England, 1972-73. A French man in the UK North Sea. A builder and an adventurer at heart, my dad, Jean-Louis, overlooked the construction of a "jacket", the metallic structure that supports an oil offshore platform. This was the day the "jacket" set sail in the North Sea.
Two years today since my dad went to the other side. Time for a letter...
It’s been two years to the day since you passed to the other side. I miss you. Thank goodness, I feel your presence. Always.
After you passed, mom asked me what I wanted to keep out of all your stuff. Your hi-fi music system—the one you bought in England in the late 70’s--and your collection of vinyls were the first things that came to my mind. While I was in France this past month, I listened to your music, many from Latin America--samba, bossa nova, flute of the Andes—while lying down on the couch. With my eyes closed, I could see you sitting in your rocking chair in our living room, savoring your music—something you used to do for hours.
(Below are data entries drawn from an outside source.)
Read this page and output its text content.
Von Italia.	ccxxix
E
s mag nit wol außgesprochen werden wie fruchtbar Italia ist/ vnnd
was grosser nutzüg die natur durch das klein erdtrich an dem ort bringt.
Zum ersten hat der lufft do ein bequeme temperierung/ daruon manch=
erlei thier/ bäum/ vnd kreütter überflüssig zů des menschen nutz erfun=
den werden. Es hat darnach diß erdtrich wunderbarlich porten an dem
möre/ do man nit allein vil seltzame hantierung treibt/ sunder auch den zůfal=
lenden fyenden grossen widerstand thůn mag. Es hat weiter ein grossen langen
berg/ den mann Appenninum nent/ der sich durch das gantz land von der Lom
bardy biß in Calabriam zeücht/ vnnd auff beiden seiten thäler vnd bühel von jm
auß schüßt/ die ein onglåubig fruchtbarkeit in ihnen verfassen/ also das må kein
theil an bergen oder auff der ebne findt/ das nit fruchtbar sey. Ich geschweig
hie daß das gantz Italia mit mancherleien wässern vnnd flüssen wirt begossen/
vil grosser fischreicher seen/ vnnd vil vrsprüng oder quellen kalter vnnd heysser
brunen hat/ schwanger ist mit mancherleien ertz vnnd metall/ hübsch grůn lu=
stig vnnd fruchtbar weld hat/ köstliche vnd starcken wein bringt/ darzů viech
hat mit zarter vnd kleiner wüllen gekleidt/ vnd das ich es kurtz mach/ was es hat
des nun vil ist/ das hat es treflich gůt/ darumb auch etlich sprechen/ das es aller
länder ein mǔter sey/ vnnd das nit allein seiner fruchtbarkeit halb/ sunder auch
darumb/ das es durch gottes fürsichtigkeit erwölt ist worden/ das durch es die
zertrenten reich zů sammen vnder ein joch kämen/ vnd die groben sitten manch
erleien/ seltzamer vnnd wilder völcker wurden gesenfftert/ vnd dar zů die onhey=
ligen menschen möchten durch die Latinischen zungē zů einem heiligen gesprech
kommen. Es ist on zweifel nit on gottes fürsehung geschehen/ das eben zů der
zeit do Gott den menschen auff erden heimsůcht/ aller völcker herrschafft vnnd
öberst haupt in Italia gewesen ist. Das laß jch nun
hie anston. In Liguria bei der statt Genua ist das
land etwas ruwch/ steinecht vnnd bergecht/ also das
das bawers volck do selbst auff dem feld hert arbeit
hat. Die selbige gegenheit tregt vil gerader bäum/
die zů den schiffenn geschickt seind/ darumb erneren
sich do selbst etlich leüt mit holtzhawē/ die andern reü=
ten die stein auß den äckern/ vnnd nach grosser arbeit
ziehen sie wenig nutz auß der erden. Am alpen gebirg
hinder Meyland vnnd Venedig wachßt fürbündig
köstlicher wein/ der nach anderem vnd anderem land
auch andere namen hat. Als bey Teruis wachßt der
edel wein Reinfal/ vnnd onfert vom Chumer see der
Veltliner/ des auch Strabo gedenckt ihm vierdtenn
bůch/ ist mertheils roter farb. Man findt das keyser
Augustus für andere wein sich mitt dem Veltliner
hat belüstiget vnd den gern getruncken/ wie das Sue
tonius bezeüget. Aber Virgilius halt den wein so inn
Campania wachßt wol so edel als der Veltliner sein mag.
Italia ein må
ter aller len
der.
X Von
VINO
You’ve always loved music and dancing. Oh man, you had so much fun telling me over and over again how you first met mom. You saw her at a dance in an Italian neighborhood right next to Paris, when you were both 19. You invited her to dance. She first turned you away before finally accepting a dance with you--unable to resist to your charm, as you always said. Since then, you two danced every time you had a chance.
Naturally, I’ve always loved dancing too.
You had a work capacity that was out of the ordinary. It was fueled by the fear you always had of not having a roof above your head. Your family marginalized you when you were 17, so you left home, and slept under the staircase of Parisian apartment buildings until you had enough money to afford a hotel room.
Remember when I was five or six? As a carpenter, you brought me with you in your Parisian workshop on Saturdays. Ah the smell of wood… A little later, you sometimes took me with you when you supervised workers on construction sites. You talked with them about the week’s work while we all had charcuterie together for morning break. That’s taught me to adapt anywhere. Today, I cruise from one community to the next, in Atlanta, regardless of people’s economic status, religion, color, and whatever other characteristics.
You had the soul of a sailor and worked on the oceans, on oil rigs, for over 20 years. Maybe that’s got something to do with me living at the other end of the world.
A disease is a shortcut. Shortly before you passed, you succeeded to give yourself over to softness in our relationship. Remember our very last phone conversation? You told me how proud you were of me--of the way I had fought to become a yoga therapist--in America, on top of that. You said “chapeau!” (“hats off!”) to the fact I never gave up on my dream of teaching my own style of yoga. With those powerful words, you finally recognized who I was.
My yoga activity is starting to take off. Can you imagine? I’m actually helping people dance their body and soul through yoga, and recognize who they are. Doesn’t it all make sense, now?
This coming weekend, I’m going to South Carolina, to a festival which will be followed by my friend Stacie’s wedding on the day of the total solar eclipse. My astrologer friend, Randy, says, “Solar eclipses help us to identify the crapola that we need to really, really, really work on. They are a living metaphor. They remind us... They warn us of our most serious needs both individually and collectively. They are not easy to navigate sometimes largely because the truth hurts and we feel naked and weak at such times“. I can feel my own “crapola“ come up today –fear, fear of love mainly. This morning, during my meditation, I heard you whisper, “Let the fear go, ma cherie, you’ll be fine. And I’ll be always here for you anyway“.
I’ll see what I can do, I promise, pa.